Pues bien, el autor de esos capítulos se plantea un tema clásico de la literatura sapiencial que además es de palpitante actualidad: ¿Por qué hay tanto mal en el mundo que nos ha tocado vivir? «¡Oh intención perversa! ¿De dónde saliste para cubrir la tierra de engaño?» (Sir 37, 3). Y dará una respuesta original, que contrasta llamativamente con las que ofrecen las religiones circundantes.

Algunas de esas religiones daban por supuesto que. si Dios es el creador de todo, tuvo que haber creado también el mal.

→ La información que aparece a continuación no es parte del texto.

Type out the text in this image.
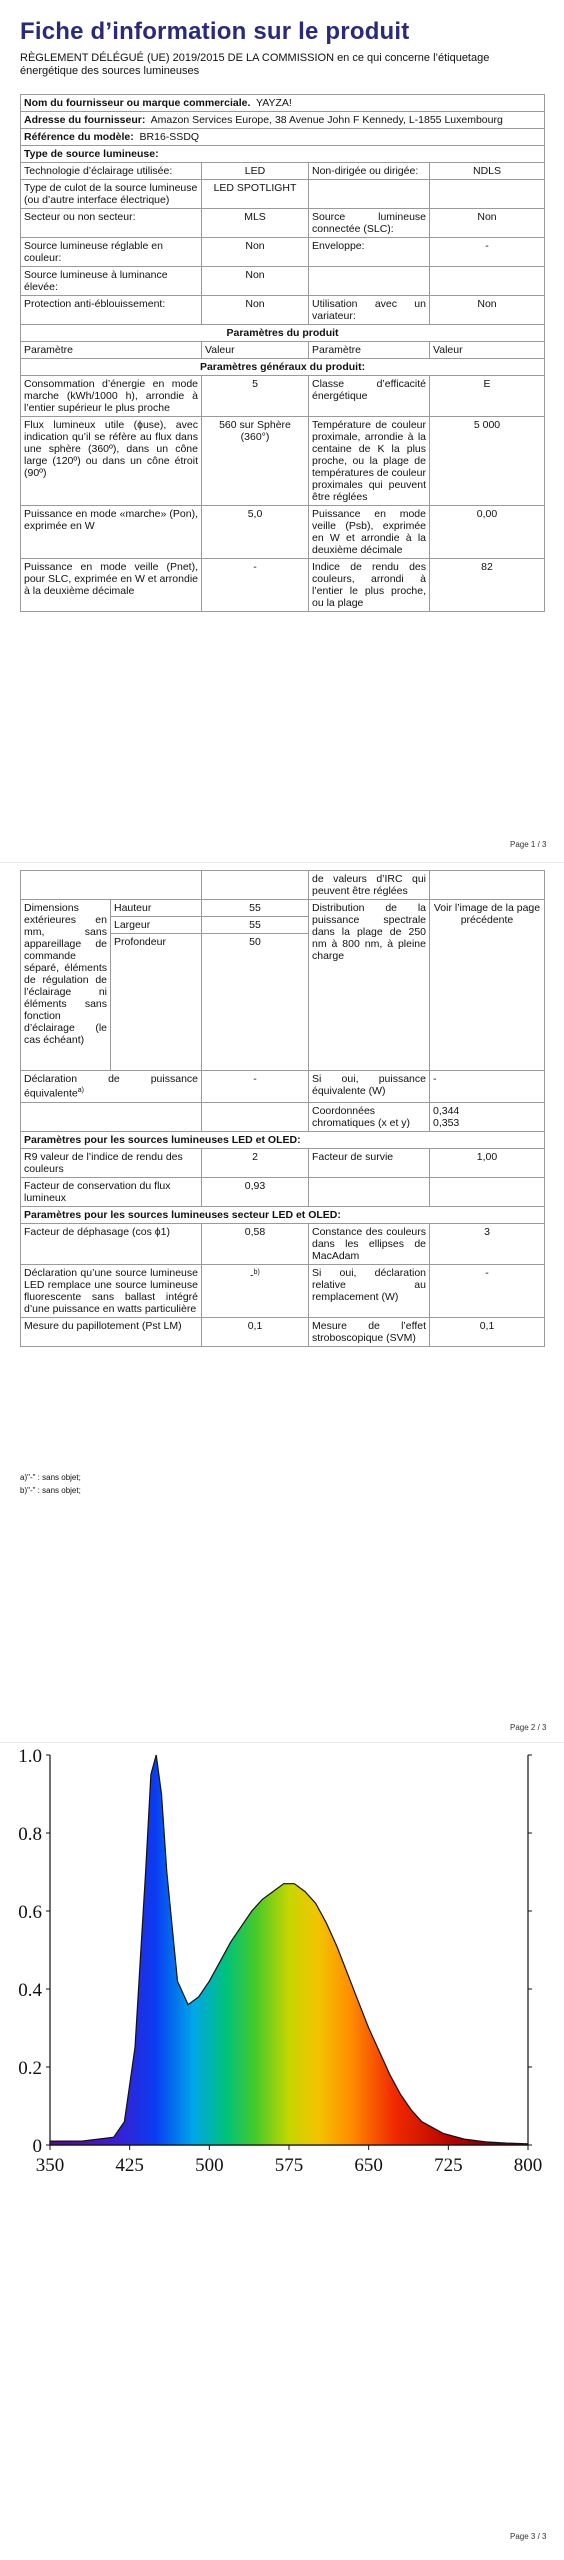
Fiche d’information sur le produit
RÈGLEMENT DÉLÉGUÉ (UE) 2019/2015 DE LA COMMISSION en ce qui concerne l’étiquetage énergétique des sources lumineuses
Nom du fournisseur ou marque commerciale. YAYZA!			
Adresse du fournisseur: Amazon Services Europe, 38 Avenue John F Kennedy, L-1855 Luxembourg			
Référence du modèle: BR16-SSDQ			
Type de source lumineuse:			
Technologie d’éclairage utilisée:	LED	Non-dirigée ou dirigée:	NDLS
Type de culot de la source lumineuse (ou d’autre interface électrique)	LED SPOTLIGHT		
Secteur ou non secteur:	MLS	Source lumineuse connectée (SLC):	Non
Source lumineuse réglable en couleur:	Non	Enveloppe:	-
Source lumineuse à luminance élevée:	Non		
Protection anti-éblouissement:	Non	Utilisation avec un variateur:	Non
Paramètres du produit			
Paramètre	Valeur	Paramètre	Valeur
Paramètres généraux du produit:			
Consommation d’énergie en mode marche (kWh/1000 h), arrondie à l’entier supérieur le plus proche	5	Classe d’efficacité énergétique	E
Flux lumineux utile (ɸuse), avec indication qu’il se réfère au flux dans une sphère (360º), dans un cône large (120º) ou dans un cône étroit (90º)	560 sur Sphère (360°)	Température de couleur proximale, arrondie à la centaine de K la plus proche, ou la plage de températures de couleur proximales qui peuvent être réglées	5 000
Puissance en mode «marche» (Pon), exprimée en W	5,0	Puissance en mode veille (Psb), exprimée en W et arrondie à la deuxième décimale	0,00
Puissance en mode veille (Pnet), pour SLC, exprimée en W et arrondie à la deuxième décimale	-	Indice de rendu des couleurs, arrondi à l’entier le plus proche, ou la plage	82
Page 1 / 3
			de valeurs d’IRC qui peuvent être réglées	
Dimensions extérieures en mm, sans appareillage de commande séparé, éléments de régulation de l’éclairage ni éléments sans fonction d’éclairage (le cas échéant)	Hauteur	55	Distribution de la puissance spectrale dans la plage de 250 nm à 800 nm, à pleine charge	Voir l’image de la page précédente
	Largeur	55		
	Profondeur	50		
Déclaration de puissance équivalente$^{a)}$		-	Si oui, puissance équivalente (W)	-
			Coordonnées chromatiques (x et y)	0,344
0,353

Paramètres pour les sources lumineuses LED et OLED:				
R9 valeur de l’indice de rendu des couleurs		2	Facteur de survie	1,00
Facteur de conservation du flux lumineux		0,93		
Paramètres pour les sources lumineuses secteur LED et OLED:				
Facteur de déphasage (cos ϕ1)		0,58	Constance des couleurs dans les ellipses de MacAdam	3
Déclaration qu’une source lumineuse LED remplace une source lumineuse fluorescente sans ballast intégré d’une puissance en watts particulière		-$^{b)}$	Si oui, déclaration relative au remplacement (W)	-
Mesure du papillotement (Pst LM)		0,1	Mesure de l’effet stroboscopique (SVM)	0,1
a)"-" : sans objet;
b)"-" : sans objet;
Page 2 / 3
0
0.2
0.4
0.6
0.8
1.0
350	425	500	575	650	725	800
Page 3 / 3
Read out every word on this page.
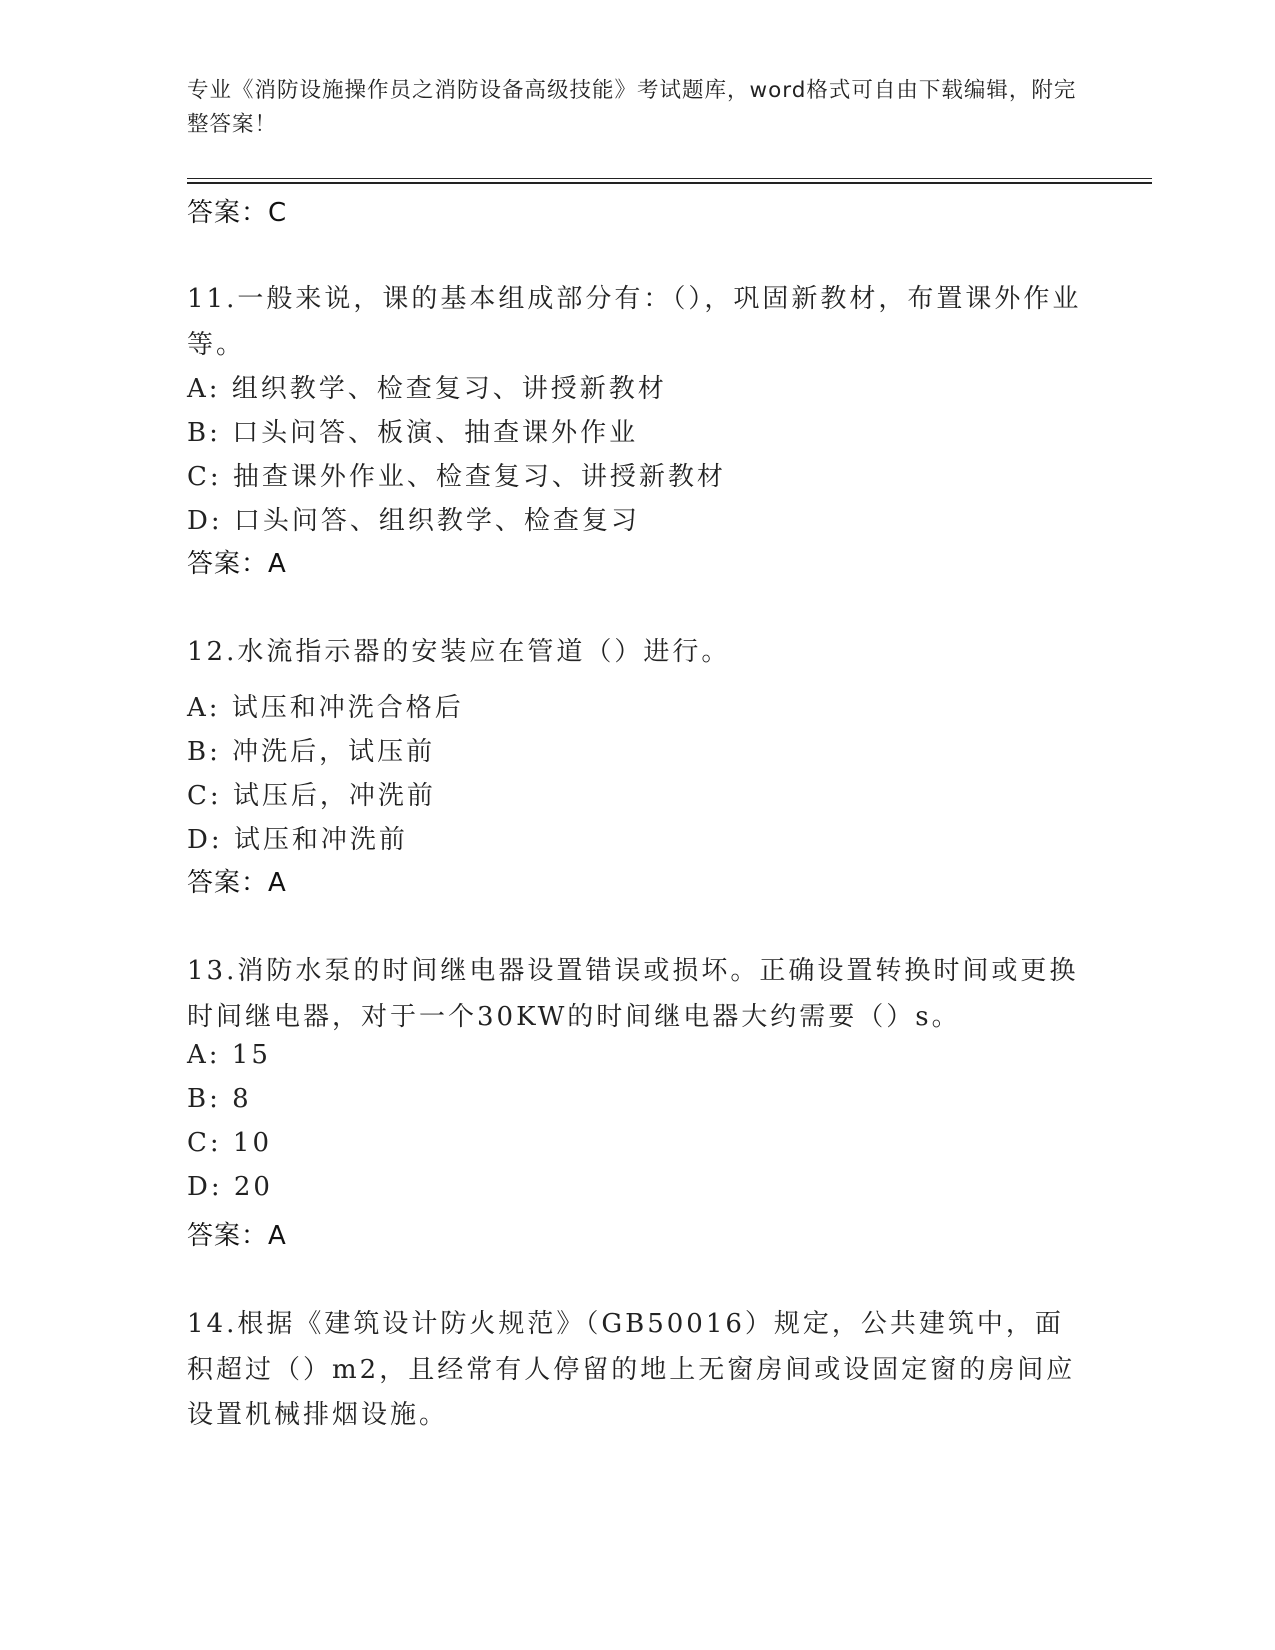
专业《消防设施操作员之消防设备高级技能》考试题库，word格式可自由下载编辑，附完整答案！
答案：C
11.一般来说，课的基本组成部分有：（），巩固新教材，布置课外作业等。
A: 组织教学、检查复习、讲授新教材
B: 口头问答、板演、抽查课外作业
C: 抽查课外作业、检查复习、讲授新教材
D: 口头问答、组织教学、检查复习
答案：A
12.水流指示器的安装应在管道（）进行。
A: 试压和冲洗合格后
B: 冲洗后，试压前
C: 试压后，冲洗前
D: 试压和冲洗前
答案：A
13.消防水泵的时间继电器设置错误或损坏。正确设置转换时间或更换时间继电器，对于一个30KW的时间继电器大约需要（）s。
A: 15
B: 8
C: 10
D: 20
答案：A
14.根据《建筑设计防火规范》（GB50016）规定，公共建筑中，面积超过（）m2，且经常有人停留的地上无窗房间或设固定窗的房间应设置机械排烟设施。
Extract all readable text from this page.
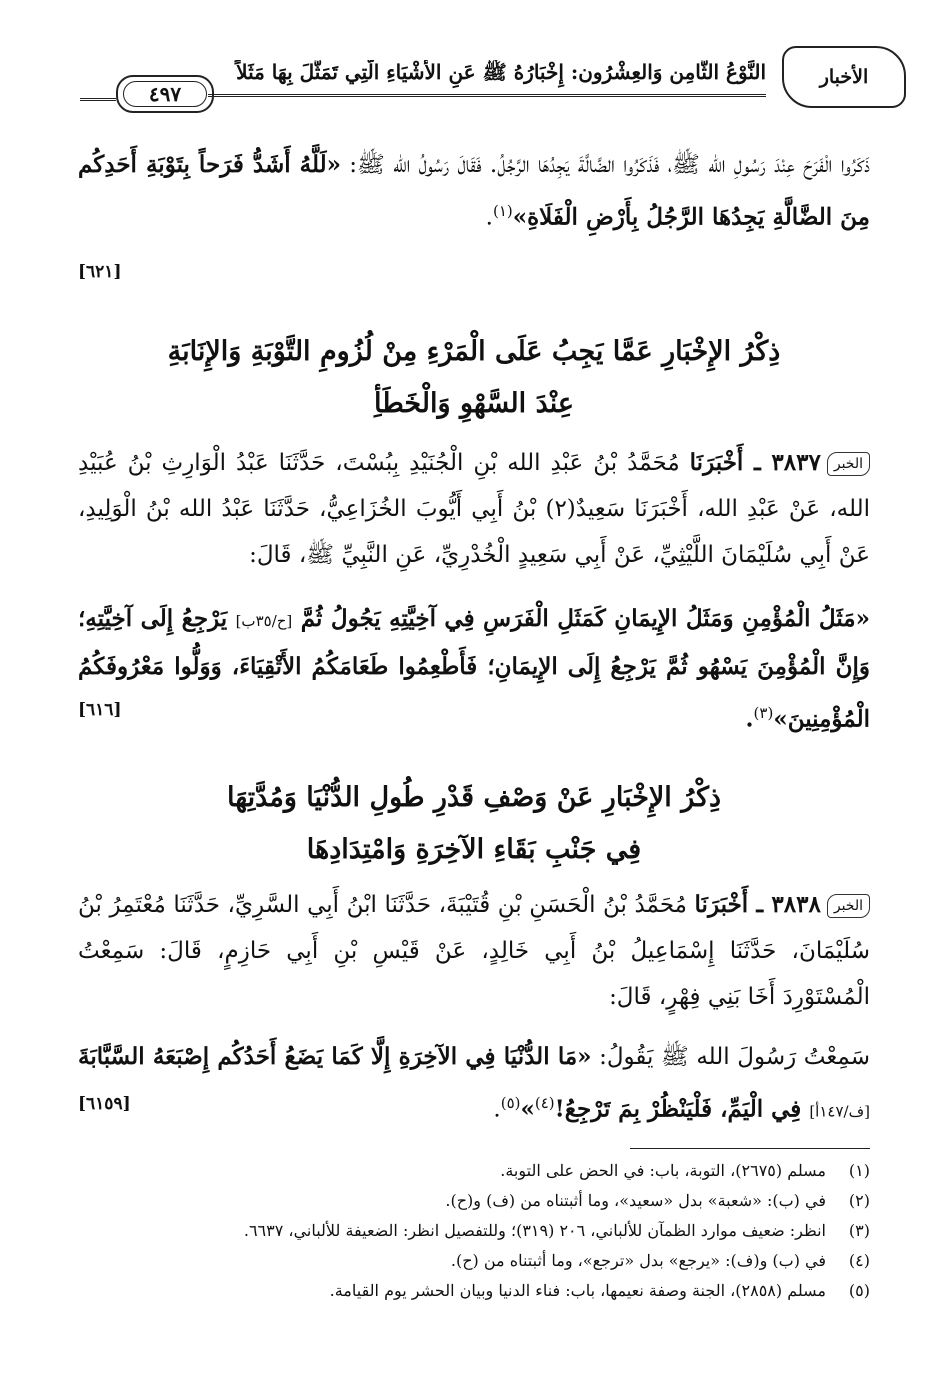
الأخبار
النَّوْعُ الثَّامِن وَالعِشْرُون: إِخْبَارُهُ ﷺ عَنِ الأَشْيَاءِ الَّتِي تَمَثَّلَ بِهَا مَثَلاً
٤٩٧
ذَكَرُوا الْفَرَحَ عِنْدَ رَسُولِ الله ﷺ، فَذَكَرُوا الضَّالَّةَ يَجِدُهَا الرَّجُلُ. فَقَالَ رَسُولُ الله ﷺ: «لَلَّهُ أَشَدُّ فَرَحاً بِتَوْبَةِ أَحَدِكُم مِنَ الضَّالَّةِ يَجِدُهَا الرَّجُلُ بِأَرْضِ الْفَلَاةِ»$^{(١)}$.
[٦٢١]
ذِكْرُ الإِخْبَارِ عَمَّا يَجِبُ عَلَى الْمَرْءِ مِنْ لُزُومِ التَّوْبَةِ وَالإِنَابَةِ
عِنْدَ السَّهْوِ وَالْخَطَأِ
الخبر٣٨٣٧ ـ أَخْبَرَنَا مُحَمَّدُ بْنُ عَبْدِ الله بْنِ الْجُنَيْدِ بِبُسْتَ، حَدَّثَنَا عَبْدُ الْوَارِثِ بْنُ عُبَيْدِ الله، عَنْ عَبْدِ الله، أَخْبَرَنَا سَعِيدٌ(٢) بْنُ أَبِي أَيُّوبَ الخُزَاعِيُّ، حَدَّثَنَا عَبْدُ الله بْنُ الْوَلِيدِ، عَنْ أَبِي سُلَيْمَانَ اللَّيْثِيِّ، عَنْ أَبِي سَعِيدٍ الْخُدْرِيِّ، عَنِ النَّبِيِّ ﷺ، قَالَ:
«مَثَلُ الْمُؤْمِنِ وَمَثَلُ الإِيمَانِ كَمَثَلِ الْفَرَسِ فِي آخِيَّتِهِ يَجُولُ ثُمَّ [ح/٣٥ب] يَرْجِعُ إِلَى آخِيَّتِهِ؛ وَإِنَّ الْمُؤْمِنَ يَسْهُو ثُمَّ يَرْجِعُ إِلَى الإِيمَانِ؛ فَأَطْعِمُوا طَعَامَكُمُ الأَتْقِيَاءَ، وَوَلُّوا مَعْرُوفَكُمُ الْمُؤْمِنِينَ»$^{(٣)}$.
[٦١٦]
ذِكْرُ الإِخْبَارِ عَنْ وَصْفِ قَدْرِ طُولِ الدُّنْيَا وَمُدَّتِهَا
فِي جَنْبِ بَقَاءِ الآخِرَةِ وَامْتِدَادِهَا
الخبر٣٨٣٨ ـ أَخْبَرَنَا مُحَمَّدُ بْنُ الْحَسَنِ بْنِ قُتَيْبَةَ، حَدَّثَنَا ابْنُ أَبِي السَّرِيِّ، حَدَّثَنَا مُعْتَمِرُ بْنُ سُلَيْمَانَ، حَدَّثَنَا إِسْمَاعِيلُ بْنُ أَبِي خَالِدٍ، عَنْ قَيْسِ بْنِ أَبِي حَازِمٍ، قَالَ: سَمِعْتُ الْمُسْتَوْرِدَ أَخَا بَنِي فِهْرٍ، قَالَ:
سَمِعْتُ رَسُولَ الله ﷺ يَقُولُ: «مَا الدُّنْيَا فِي الآخِرَةِ إِلَّا كَمَا يَضَعُ أَحَدُكُم إِصْبَعَهُ السَّبَّابَةَ [ف/١٤٧أ] فِي الْيَمِّ، فَلْيَنْظُرْ بِمَ تَرْجِعُ!$^{(٤)}$»$^{(٥)}$.
[٦١٥٩]
(١)
مسلم (٢٦٧٥)، التوبة، باب: في الحض على التوبة.
(٢)
في (ب): «شعبة» بدل «سعيد»، وما أثبتناه من (ف) و(ح).
(٣)
انظر: ضعيف موارد الظمآن للألباني، ٢٠٦ (٣١٩)؛ وللتفصيل انظر: الضعيفة للألباني، ٦٦٣٧.
(٤)
في (ب) و(ف): «يرجع» بدل «ترجع»، وما أثبتناه من (ح).
(٥)
مسلم (٢٨٥٨)، الجنة وصفة نعيمها، باب: فناء الدنيا وبيان الحشر يوم القيامة.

Por ejemplo, el poema babilónico de la creación cuenta que fue la diosa Ea quien introdujo las tendencias malas en la humanidad al amasar con la sangre podrida de un dios caído, Kingú, el barro destinado a modelar al hombre 5.

En cambio otras religiones, para salvaguardar la bondad de Dios, se ven obligadas a suponer a su lado una especie de «anti-Dios» que creó el mal. Por ejemplo, en la religión de Zaratustra la historia del mundo es entendida como la lucha entre los dos principios opuestos del bien y del mal —Ohrmazd y Ahriman6—, igualmente originarios y poderosos -
Daría la impresión de que no cabe ninguna otra alternativa:

O hay un solo Dios que ha creado todo (el bien y el mal) o bien Dios ha creado sólo el bien pero entonces tiene que existir otro principio originario para el mal, una especie de «anti-dios». Pues bien, nuestro autor rechaza ambas explicaciones. El mal no lo ha creado Dios, pero tampoco procede de un «anti-dios», sino que el mismo hombre lo ha introducido en el mundo al abusar de la libertad que Dios le dio. Lo que ocurre es que el autor bíblico pertenecía a una cultura narrativa y no se expresaba con esos términos abstractos. Igual que Jesús enseñaba mediante parábolas, él transmitirá su mensaje mediante una narración.

Esa narración es el relato de la creación del mundo en siete días que conocemos desde niños (Gen 1). Para afirmar que existe un principio único, dice que Dios creó todo, incluso el sol y la luna que en otros pueblos tenían consideración divina. Y para dejar claro que, a pesar de haber creado todo, no creó el mal, cada día de la creación concluye con el estribillo famoso de «vio Dios lo que había hecho, y estaba bien». En cambio más adelante se dirá que «Dios miró la tierra y he aquí que estaba toda viciada» (Gen 6, 12). Para explicar el tránsito de una situación a otra se intercala entre ambas el relato del pecado de Adán y Eva. No es una crónica histórica del pasado, sino una «reconstrucción» —un «relato etiológico» lo llaman los escri­turistas— de lo que al principio tuvo que suceder.

Evidentemente, cuando se analiza con detenimiento la so­lución propuesta, vemos que está más claro lo que niega (el mal no lo ha creado Dios, pero tampoco un segundo principio distinto de Dios) que lo que afirma (el mal lo ha introducido el hombre abusando de su libertad), porque cabría preguntarse: Y, ¿por qué el hombre abusó de su libertad, si fue creado bueno por Dios? El recurso a Satanás, que a su vez sería un ángel caído (cfr. 2 Pe 2, 4; Jds 6), sólo traslada la pregunta un poco más atrás: ¿Por qué pecaron los ángeles, si habían sido creados bue­nos por Dios?

San Agustín ya se hacía esa pregunta: «¿Quién depositó esto en mí y sembró en mi alma esta semilla de amargura, siendo hechura exclusiva de mi dulcísimo Dios? Si el diablo es el autor. ¿de dónde procede el diablo? Y si éste se convirtió de ángel bueno en diablo por su mala voluntad, ¿de dónde le viene a él la mala voluntad por la que es diablo, siendo todo él hechura de un creador bonísimo’?»7.

De modo que el autor bíblico deja en el misterio el origen absoluto, metafísico, del mal —la Escritura no tendrá reparo en hablar del «mysterium iniquitatis» (2 Tes 2, 7)—, pero no así el origen del mal concreto que había en su tiempo: Este lo habían introducido los hombres del pasado a través de una inevitable y misteriosa solidaridad.